Recommended labels for this measure:
the inter-ñet (ñet being a Spanish transcription for the Russian word for ‘no’, well known by most Cubans).
the interTrek (as it is still science fiction…and into the darkness we are still headed)
the interpet, as we are treated as pets, begging for bits of information
the intercheck, given the cost
and so on..you go on
The lack of will is obvious. Cuba had a backbone built in the 90s so there is no big problem to connect the island to the cable. The local infrastructure is a mess but internet could easily be offered for mobiles if they really wanted the people to have it. They have money to build new nice houses to the MININT staff and a huge surveilance center in Miramar, but not to upgrade the IT infrastructure that will actually generate some kind of revenue? I call BS on that.
The fear of internet is also obvious. After the cable arrived and was recieved with celebrations and shown as a huge propaganda victory it just vanished after the arab spring. A mere coincidance? I think not..
It’s obvious why the government is moving so slowly in providing internet access to Cuba. They want to limit and control access as much as possible. They will not install any more computers than they have the resources to closely monitor.
And naturally, they want to rake in as much cash as possible while doing it.

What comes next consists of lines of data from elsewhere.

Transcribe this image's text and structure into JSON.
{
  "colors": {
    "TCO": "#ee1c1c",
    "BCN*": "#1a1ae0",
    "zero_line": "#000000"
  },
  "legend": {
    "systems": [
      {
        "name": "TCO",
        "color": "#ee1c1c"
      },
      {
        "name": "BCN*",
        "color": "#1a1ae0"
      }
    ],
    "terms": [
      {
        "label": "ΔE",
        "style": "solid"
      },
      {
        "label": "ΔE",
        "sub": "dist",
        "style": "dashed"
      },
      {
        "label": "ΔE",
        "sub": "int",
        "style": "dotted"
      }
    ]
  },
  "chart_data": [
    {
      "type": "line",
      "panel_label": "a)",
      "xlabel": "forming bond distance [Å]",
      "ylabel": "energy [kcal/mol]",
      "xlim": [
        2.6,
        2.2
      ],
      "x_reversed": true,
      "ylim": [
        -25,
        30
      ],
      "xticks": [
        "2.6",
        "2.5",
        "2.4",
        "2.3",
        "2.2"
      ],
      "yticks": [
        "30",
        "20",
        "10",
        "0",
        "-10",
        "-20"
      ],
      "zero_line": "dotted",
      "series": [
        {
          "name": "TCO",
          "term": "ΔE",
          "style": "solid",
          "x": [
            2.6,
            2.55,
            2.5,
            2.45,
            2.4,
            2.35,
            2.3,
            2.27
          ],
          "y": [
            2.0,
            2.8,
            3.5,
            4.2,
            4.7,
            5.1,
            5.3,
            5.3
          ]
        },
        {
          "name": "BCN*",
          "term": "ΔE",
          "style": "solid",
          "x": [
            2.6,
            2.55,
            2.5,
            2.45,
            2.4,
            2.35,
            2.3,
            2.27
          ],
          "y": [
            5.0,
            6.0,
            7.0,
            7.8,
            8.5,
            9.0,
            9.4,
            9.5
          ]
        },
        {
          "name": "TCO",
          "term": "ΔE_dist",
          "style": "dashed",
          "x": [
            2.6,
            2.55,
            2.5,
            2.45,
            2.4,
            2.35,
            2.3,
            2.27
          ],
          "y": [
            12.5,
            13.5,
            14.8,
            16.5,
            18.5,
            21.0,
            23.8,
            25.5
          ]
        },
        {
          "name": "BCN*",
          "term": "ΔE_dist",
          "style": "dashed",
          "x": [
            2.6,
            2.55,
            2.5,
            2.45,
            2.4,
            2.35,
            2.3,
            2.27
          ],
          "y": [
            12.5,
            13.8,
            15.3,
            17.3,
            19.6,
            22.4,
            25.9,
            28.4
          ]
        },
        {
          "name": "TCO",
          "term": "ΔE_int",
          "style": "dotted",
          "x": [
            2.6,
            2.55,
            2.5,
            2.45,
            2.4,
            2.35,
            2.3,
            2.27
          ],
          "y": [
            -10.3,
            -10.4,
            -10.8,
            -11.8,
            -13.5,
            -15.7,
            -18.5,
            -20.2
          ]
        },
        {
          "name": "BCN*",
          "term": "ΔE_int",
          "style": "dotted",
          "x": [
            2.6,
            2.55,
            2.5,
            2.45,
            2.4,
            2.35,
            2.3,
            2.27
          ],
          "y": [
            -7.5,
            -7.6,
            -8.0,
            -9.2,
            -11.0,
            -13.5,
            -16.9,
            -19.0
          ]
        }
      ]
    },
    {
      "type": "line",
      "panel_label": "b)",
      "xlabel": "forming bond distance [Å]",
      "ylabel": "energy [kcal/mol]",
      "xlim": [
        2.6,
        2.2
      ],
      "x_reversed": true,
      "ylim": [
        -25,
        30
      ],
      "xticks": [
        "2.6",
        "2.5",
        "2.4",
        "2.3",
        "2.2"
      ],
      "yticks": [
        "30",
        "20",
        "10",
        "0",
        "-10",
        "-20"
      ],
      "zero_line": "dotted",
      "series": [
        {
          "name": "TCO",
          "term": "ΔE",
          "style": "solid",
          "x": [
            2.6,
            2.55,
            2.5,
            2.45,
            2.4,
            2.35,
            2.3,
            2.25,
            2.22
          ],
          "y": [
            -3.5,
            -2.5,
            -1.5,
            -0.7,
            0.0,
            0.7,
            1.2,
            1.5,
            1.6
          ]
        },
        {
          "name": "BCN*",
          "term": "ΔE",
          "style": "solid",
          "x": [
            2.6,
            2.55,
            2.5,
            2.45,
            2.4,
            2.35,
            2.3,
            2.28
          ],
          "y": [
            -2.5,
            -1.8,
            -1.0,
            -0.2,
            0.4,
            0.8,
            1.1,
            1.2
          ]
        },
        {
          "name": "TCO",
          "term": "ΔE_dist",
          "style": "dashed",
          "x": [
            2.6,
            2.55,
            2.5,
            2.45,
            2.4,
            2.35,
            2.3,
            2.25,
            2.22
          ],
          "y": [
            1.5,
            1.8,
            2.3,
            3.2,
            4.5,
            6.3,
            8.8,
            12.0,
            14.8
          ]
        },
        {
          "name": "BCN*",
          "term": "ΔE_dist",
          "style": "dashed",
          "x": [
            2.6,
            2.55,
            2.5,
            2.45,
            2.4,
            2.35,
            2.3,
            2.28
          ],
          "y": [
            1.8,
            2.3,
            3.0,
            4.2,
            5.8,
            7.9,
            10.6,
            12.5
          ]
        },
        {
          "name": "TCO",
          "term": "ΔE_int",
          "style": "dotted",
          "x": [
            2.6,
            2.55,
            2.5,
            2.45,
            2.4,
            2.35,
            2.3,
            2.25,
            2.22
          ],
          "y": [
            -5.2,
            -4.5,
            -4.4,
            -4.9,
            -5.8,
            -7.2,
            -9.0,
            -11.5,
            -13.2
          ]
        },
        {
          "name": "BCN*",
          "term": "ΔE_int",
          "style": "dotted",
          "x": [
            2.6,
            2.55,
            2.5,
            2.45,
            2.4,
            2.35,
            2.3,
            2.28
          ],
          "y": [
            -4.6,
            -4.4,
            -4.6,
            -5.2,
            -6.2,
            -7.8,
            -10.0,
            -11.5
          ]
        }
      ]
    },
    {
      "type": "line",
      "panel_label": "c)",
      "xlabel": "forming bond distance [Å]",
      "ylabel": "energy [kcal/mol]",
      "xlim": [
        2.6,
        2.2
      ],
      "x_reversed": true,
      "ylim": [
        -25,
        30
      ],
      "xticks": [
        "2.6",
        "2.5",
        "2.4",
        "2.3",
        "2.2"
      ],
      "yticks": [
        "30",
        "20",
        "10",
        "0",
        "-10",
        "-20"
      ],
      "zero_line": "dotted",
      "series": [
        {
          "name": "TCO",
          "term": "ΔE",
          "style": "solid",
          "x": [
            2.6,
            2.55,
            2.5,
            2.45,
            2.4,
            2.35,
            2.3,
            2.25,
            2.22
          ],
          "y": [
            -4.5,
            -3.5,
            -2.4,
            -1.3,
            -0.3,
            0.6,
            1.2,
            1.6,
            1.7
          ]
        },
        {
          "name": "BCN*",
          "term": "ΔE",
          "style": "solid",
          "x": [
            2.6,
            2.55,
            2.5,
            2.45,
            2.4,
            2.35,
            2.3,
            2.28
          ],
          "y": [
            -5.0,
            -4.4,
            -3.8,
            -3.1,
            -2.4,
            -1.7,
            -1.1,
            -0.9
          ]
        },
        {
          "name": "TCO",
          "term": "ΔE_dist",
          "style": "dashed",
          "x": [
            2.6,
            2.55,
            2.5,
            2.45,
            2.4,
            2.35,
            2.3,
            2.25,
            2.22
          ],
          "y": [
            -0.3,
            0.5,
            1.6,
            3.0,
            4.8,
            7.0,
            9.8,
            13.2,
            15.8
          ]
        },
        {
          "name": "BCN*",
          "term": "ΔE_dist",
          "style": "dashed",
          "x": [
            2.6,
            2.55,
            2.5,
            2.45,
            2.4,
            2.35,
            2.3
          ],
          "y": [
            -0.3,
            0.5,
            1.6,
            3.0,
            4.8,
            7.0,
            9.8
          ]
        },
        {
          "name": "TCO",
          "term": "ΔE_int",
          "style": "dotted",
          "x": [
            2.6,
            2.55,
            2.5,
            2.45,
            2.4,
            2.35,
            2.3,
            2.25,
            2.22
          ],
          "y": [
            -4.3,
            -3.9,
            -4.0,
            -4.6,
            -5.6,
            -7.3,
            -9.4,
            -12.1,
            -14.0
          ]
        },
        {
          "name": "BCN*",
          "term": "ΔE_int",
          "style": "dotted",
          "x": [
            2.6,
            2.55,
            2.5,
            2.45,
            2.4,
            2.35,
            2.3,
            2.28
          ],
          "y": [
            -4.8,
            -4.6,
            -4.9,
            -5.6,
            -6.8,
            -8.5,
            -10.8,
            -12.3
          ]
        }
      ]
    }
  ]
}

I agree with the conclusions Fernando reaches in his post, especially regarding the revenues likely to be generated given the high costs of accessing the internet through these cybercafes. What Fernando does not mention are longstanding offers that the Castros have received over the last two years to build out the internet infrastructure from French, Spanish and Canadian telecommunications companies. They also understood that Cuba is an underserved and potentially profitable market. The Castros have resisted expanding internet access to date because of a fear of losing control of the flow of information. The First VP, Diaz-Canel, acknowledges the existence of this fear through his recent public remarks. As a result, the “piecemeal strategy” is not a function of inadequate infrastructure or the funds to build it out but rather a continuing lack of political will to move Cuba into to 21st century.